Tuesday, September 23, 2008

Katyusha


I first met Katya in March 2007, when we spent about 2 hours at Sovietsk during a tour of Kirov orphanages. She had just come to the orphanage a few months earlier. She didn't talk. She didn't smile. But she stuck by my side, and when it was time for us to leave, she ran looking for me.
I promised I would write to her, and I did. When we became sponsorship coordinators for Sovietsk, I immediately searched for Katya's profile. I became her sponsor, and we write to each other regularly. She sends me pictures she draws and tells me about her interests--gymnastics, boxing, school, or the orphanage animals. Her letters are a bit reserved, but always a little bit funny--full of spunk.
When we arrived at Soviestk in August, I met a different Katya. The caregivers told her I would be coming to see her, and she was watching for the bus to arrive. When she saw us, she snuck over to our group and hid behind a caregiver until I saw her and called her name. That was the last time I saw a shy Katya! She ran over, gave me a huge hug, and was joined at my hip from that point on. It was such a joy to hear her laugh, to see her smile, to watch her confidence and adventurousness throughout the week.
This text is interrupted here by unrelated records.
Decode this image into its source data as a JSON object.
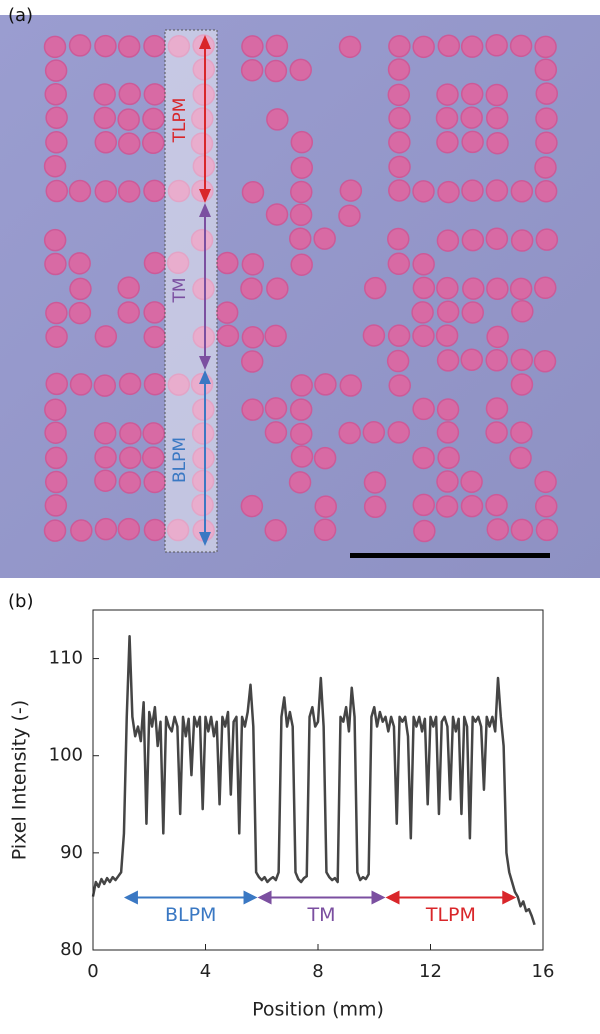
{
  "panel_a": {
    "label": "(a)",
    "annotations": [
      {
        "text": "TLPM",
        "color": "#d9262a"
      },
      {
        "text": "TM",
        "color": "#7b4fa0"
      },
      {
        "text": "BLPM",
        "color": "#3a78c3"
      }
    ]
  },
  "chart_data": {
    "type": "line",
    "panel_label": "(b)",
    "x_label": "Position (mm)",
    "y_label": "Pixel Intensity (-)",
    "xlim": [
      0,
      16
    ],
    "xticks": [
      0,
      4,
      8,
      12,
      16
    ],
    "ylim": [
      80,
      115
    ],
    "yticks": [
      80,
      90,
      100,
      110
    ],
    "color": "#454545",
    "x": [
      0.0,
      0.1,
      0.2,
      0.3,
      0.4,
      0.5,
      0.6,
      0.7,
      0.8,
      0.9,
      1.0,
      1.1,
      1.2,
      1.3,
      1.4,
      1.5,
      1.6,
      1.7,
      1.8,
      1.9,
      2.0,
      2.1,
      2.2,
      2.3,
      2.4,
      2.5,
      2.6,
      2.7,
      2.8,
      2.9,
      3.0,
      3.1,
      3.2,
      3.3,
      3.4,
      3.5,
      3.6,
      3.7,
      3.8,
      3.9,
      4.0,
      4.1,
      4.2,
      4.3,
      4.4,
      4.5,
      4.6,
      4.7,
      4.8,
      4.9,
      5.0,
      5.1,
      5.2,
      5.3,
      5.4,
      5.5,
      5.6,
      5.7,
      5.8,
      5.9,
      6.0,
      6.1,
      6.2,
      6.3,
      6.4,
      6.5,
      6.6,
      6.7,
      6.8,
      6.9,
      7.0,
      7.1,
      7.2,
      7.3,
      7.4,
      7.5,
      7.6,
      7.7,
      7.8,
      7.9,
      8.0,
      8.1,
      8.2,
      8.3,
      8.4,
      8.5,
      8.6,
      8.7,
      8.8,
      8.9,
      9.0,
      9.1,
      9.2,
      9.3,
      9.4,
      9.5,
      9.6,
      9.7,
      9.8,
      9.9,
      10.0,
      10.1,
      10.2,
      10.3,
      10.4,
      10.5,
      10.6,
      10.7,
      10.8,
      10.9,
      11.0,
      11.1,
      11.2,
      11.3,
      11.4,
      11.5,
      11.6,
      11.7,
      11.8,
      11.9,
      12.0,
      12.1,
      12.2,
      12.3,
      12.4,
      12.5,
      12.6,
      12.7,
      12.8,
      12.9,
      13.0,
      13.1,
      13.2,
      13.3,
      13.4,
      13.5,
      13.6,
      13.7,
      13.8,
      13.9,
      14.0,
      14.1,
      14.2,
      14.3,
      14.4,
      14.5,
      14.6,
      14.7,
      14.8,
      14.9,
      15.0,
      15.1,
      15.2,
      15.3,
      15.4,
      15.5,
      15.6,
      15.7
    ],
    "values": [
      85.5,
      87,
      86.5,
      87.3,
      86.8,
      87.4,
      87,
      87.5,
      87.2,
      87.6,
      88,
      92,
      104,
      112.3,
      104,
      102,
      103,
      101.5,
      105.5,
      93,
      104.5,
      103,
      105,
      101,
      103.5,
      92,
      104,
      103,
      102.5,
      104,
      103,
      94,
      104,
      102,
      103.8,
      98,
      104,
      103,
      104,
      94.5,
      104,
      102.5,
      104,
      102,
      103.5,
      95,
      104,
      103,
      104.5,
      96,
      103.5,
      104,
      92,
      104,
      103,
      104.5,
      107.3,
      103,
      88,
      87.5,
      87.2,
      87.5,
      87,
      87.3,
      87.5,
      87.2,
      88,
      104,
      106,
      103,
      104.5,
      103,
      88,
      87.3,
      87,
      87.4,
      87.6,
      104,
      105,
      103,
      103.5,
      108,
      103,
      88,
      87.5,
      87.2,
      87.4,
      87,
      104,
      103.5,
      105,
      102.5,
      107,
      104,
      88,
      87.2,
      87.5,
      87.3,
      87.8,
      104,
      105,
      103,
      104.5,
      103.5,
      104,
      102.5,
      104,
      103,
      93,
      104,
      103.5,
      104,
      102,
      91.5,
      104,
      103,
      104,
      102.5,
      103.8,
      95,
      104,
      103,
      104,
      94,
      103.5,
      104,
      103,
      95.5,
      104,
      102.5,
      103.8,
      94,
      104,
      103,
      91.5,
      104,
      103.5,
      104,
      103,
      96.5,
      104,
      103,
      104,
      102.5,
      108,
      104,
      101,
      90,
      88,
      87,
      86,
      85.5,
      84.5,
      85,
      84,
      84.2,
      83.5,
      82.6
    ],
    "annotations": [
      {
        "text": "BLPM",
        "x": [
          1.1,
          5.85
        ],
        "y": 85.4,
        "color": "#3a78c3"
      },
      {
        "text": "TM",
        "x": [
          5.85,
          10.4
        ],
        "y": 85.4,
        "color": "#7b4fa0"
      },
      {
        "text": "TLPM",
        "x": [
          10.4,
          15.05
        ],
        "y": 85.4,
        "color": "#d9262a"
      }
    ]
  }
}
Katya wasn't staying at Sovietsk when we were there. She spent the summer at a caregiver's home within walking distance from the orphanage. Every morning, our bedroom door would fly open, and there was Katya! She brought me fresh milk--still warm--and berries from the home she was visiting. She played guitar and volleyball and introduced me to the cats and helped me find mushrooms and showed me how to flip blini and laughed at my horrible pronunciation of the Russian ы vowel. At dinner time every day, it was hard to send her home.
I was so amazed to see what a different girl Katya had become in the last year and a half. I am not naive when it comes to children living in institutions, though. The survival skills these children develop are quite sophisticated--if a child has the resilience to capitalize on her strengths, she will use that to her advantage in an institution. It is easier to be gregarious than it is to be vulnerable. Befriending the adults in the room has its advantages, and I have seen her exert her 'leadership skills' over the other children. As the director put it, Katya is 'complicated.'
Katya is 10 years old, a point when girls start learning how to be young women. This is yet another crucial time when a girl needs a mother.
Katya got a letter from her mother while I was visiting. I gently asked her what she thought about this, but she didn't say much. As the week went on, I wondered . . . . I'm 28, and Katya is 10. I wonder if I am her mother's age.
I wonder if I am anything like her mother.

Katya has so many wonderful qualities: she is hilarious, smart as a whip, a natural leader, brave, beautiful, strong, and kind. But even bright and spunky and clever girls need a mother.

1 comment:

Matt and Carla Morgan said...

She's adorable.

And, she sounds a lot like you! What a blessing you are for each other. I do pray that your sweet, spunky Katyuska gets a mama to raise her into womanhood. Bless her heart.